I know he doesn't like me like I like him, but I just can't stop needing him. I found myself in the boys bathroom.

At first, when we broke up, I was so depressed. I was trying to figure out what it was that I did wrong.

Was I just not good enough? Did I do something wrong? Did he just use me? Did he finally realize that I was a freak?

I started to hurt myself. I stopped eating as much and started cutting.

That was when Kenny came in. He said that he could help me with my problem. He said that all we had to do was make Craig realize that I was good enough.

He said I needed to act like I didn't care that he broke up with me. And that I had to also make him jealous.

I asked him how I could make him jealous, no one would want to date me. Then Kenny said that he would date me.

And that's how I got to my current situation. Within a day - seriously a fucking day - I found out that he was cheating on me.
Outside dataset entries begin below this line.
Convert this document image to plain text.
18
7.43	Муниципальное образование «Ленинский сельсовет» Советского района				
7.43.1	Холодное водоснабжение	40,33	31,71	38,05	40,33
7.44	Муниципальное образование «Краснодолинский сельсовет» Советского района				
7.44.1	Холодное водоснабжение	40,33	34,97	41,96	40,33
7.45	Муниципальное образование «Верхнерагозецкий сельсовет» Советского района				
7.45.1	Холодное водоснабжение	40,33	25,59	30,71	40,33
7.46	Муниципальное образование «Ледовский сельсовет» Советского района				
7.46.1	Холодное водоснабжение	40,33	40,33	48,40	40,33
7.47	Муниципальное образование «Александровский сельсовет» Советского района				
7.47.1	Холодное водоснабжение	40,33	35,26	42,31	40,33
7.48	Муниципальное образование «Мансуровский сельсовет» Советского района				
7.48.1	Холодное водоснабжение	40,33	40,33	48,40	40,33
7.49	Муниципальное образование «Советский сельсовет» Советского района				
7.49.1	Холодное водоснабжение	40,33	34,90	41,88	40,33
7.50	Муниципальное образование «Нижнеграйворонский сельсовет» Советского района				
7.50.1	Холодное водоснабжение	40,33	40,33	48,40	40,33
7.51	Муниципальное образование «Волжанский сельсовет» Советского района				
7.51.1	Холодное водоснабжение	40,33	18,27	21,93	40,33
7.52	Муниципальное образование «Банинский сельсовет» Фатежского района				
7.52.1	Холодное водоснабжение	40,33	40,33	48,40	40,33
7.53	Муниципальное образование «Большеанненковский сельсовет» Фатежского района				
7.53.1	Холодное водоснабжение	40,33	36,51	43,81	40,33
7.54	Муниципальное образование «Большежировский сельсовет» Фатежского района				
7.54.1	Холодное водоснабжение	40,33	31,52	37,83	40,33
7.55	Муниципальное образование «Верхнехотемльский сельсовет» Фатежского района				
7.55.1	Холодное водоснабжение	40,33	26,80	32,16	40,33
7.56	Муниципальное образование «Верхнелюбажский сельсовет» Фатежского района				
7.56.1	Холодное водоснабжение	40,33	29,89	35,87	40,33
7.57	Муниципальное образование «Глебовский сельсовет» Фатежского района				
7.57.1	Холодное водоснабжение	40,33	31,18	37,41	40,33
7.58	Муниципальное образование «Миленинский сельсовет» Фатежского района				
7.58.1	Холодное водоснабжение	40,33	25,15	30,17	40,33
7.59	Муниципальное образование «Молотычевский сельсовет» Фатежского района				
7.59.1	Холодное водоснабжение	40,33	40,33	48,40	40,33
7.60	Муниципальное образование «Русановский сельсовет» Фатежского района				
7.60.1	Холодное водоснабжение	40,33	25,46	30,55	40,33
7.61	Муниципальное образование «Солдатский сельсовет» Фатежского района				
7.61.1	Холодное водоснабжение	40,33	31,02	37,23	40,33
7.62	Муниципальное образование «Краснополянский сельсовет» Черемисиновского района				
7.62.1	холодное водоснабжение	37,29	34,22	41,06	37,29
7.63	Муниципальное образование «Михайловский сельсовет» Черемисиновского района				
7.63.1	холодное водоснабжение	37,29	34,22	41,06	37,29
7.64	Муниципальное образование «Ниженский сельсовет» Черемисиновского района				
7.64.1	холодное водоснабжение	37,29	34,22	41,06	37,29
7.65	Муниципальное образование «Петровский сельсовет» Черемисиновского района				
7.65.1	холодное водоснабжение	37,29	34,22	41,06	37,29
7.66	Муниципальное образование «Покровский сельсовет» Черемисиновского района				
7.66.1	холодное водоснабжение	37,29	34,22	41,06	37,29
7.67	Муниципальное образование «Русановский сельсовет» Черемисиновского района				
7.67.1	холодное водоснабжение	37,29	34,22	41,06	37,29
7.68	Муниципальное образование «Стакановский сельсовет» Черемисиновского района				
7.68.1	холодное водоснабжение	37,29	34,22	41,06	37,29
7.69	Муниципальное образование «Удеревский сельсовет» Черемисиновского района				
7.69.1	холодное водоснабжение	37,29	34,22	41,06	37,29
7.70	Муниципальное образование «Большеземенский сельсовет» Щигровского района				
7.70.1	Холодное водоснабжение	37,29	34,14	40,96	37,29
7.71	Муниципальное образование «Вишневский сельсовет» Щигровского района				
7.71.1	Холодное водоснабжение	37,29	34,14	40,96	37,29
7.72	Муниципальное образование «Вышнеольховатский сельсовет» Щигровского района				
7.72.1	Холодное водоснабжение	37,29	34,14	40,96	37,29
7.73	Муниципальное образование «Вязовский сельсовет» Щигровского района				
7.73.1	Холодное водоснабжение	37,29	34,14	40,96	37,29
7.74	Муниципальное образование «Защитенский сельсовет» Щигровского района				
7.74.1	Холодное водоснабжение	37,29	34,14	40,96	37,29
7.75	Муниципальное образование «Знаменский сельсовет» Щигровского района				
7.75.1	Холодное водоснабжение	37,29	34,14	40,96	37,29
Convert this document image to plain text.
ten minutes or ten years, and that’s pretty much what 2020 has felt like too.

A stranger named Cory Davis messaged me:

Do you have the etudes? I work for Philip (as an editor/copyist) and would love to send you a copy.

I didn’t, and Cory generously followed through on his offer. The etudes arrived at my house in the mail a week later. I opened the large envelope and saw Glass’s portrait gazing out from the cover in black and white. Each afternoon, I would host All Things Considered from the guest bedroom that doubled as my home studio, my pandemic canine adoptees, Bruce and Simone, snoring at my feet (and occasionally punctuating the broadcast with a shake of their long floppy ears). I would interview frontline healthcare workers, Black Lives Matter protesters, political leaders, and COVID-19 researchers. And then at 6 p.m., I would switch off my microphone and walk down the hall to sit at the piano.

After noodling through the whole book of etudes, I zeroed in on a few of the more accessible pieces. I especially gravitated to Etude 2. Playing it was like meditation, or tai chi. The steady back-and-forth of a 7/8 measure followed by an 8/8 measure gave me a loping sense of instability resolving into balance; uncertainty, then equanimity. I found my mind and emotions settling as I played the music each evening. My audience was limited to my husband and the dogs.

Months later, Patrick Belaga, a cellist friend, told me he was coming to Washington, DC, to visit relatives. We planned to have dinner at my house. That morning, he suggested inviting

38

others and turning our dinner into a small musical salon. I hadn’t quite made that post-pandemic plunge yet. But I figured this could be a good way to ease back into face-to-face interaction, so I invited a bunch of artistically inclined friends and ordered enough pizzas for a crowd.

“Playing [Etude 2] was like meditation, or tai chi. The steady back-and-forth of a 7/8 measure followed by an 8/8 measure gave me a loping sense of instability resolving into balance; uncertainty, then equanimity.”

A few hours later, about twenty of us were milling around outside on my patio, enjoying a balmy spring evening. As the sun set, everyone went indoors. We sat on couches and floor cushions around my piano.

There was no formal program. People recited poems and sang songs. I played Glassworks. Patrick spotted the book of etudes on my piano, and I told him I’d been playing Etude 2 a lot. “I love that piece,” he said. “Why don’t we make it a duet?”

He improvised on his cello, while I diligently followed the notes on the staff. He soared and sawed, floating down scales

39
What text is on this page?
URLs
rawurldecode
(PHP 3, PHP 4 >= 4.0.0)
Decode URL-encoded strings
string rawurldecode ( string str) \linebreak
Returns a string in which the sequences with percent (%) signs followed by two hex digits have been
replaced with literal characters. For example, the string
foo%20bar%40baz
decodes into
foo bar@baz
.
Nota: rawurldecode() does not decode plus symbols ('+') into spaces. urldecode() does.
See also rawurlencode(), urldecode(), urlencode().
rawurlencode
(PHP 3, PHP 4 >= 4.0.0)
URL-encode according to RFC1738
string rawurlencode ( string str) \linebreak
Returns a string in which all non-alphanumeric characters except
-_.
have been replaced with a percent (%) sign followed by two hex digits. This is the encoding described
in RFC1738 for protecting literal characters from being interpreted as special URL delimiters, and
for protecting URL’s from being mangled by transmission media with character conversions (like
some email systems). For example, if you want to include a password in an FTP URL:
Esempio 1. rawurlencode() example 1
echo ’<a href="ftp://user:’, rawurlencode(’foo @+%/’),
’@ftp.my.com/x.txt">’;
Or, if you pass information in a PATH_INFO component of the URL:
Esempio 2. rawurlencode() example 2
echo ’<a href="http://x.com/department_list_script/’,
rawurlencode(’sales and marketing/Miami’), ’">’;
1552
It made me mad. Any rationally person would be, but... I'm just using him. Do I really have a right to be mad at him?

I decided the easiest thing would be to pretend I didn't see him. That I didn't know.

Now, Craig knew that I knew. At least, he thinks I just found out.

I figured that Craig didn't care enough to follow after me. After all, he 'could do much better.'

I try to wipe away the tears, and compose myself, but it doesn't work very well.

Then, I hear the door open.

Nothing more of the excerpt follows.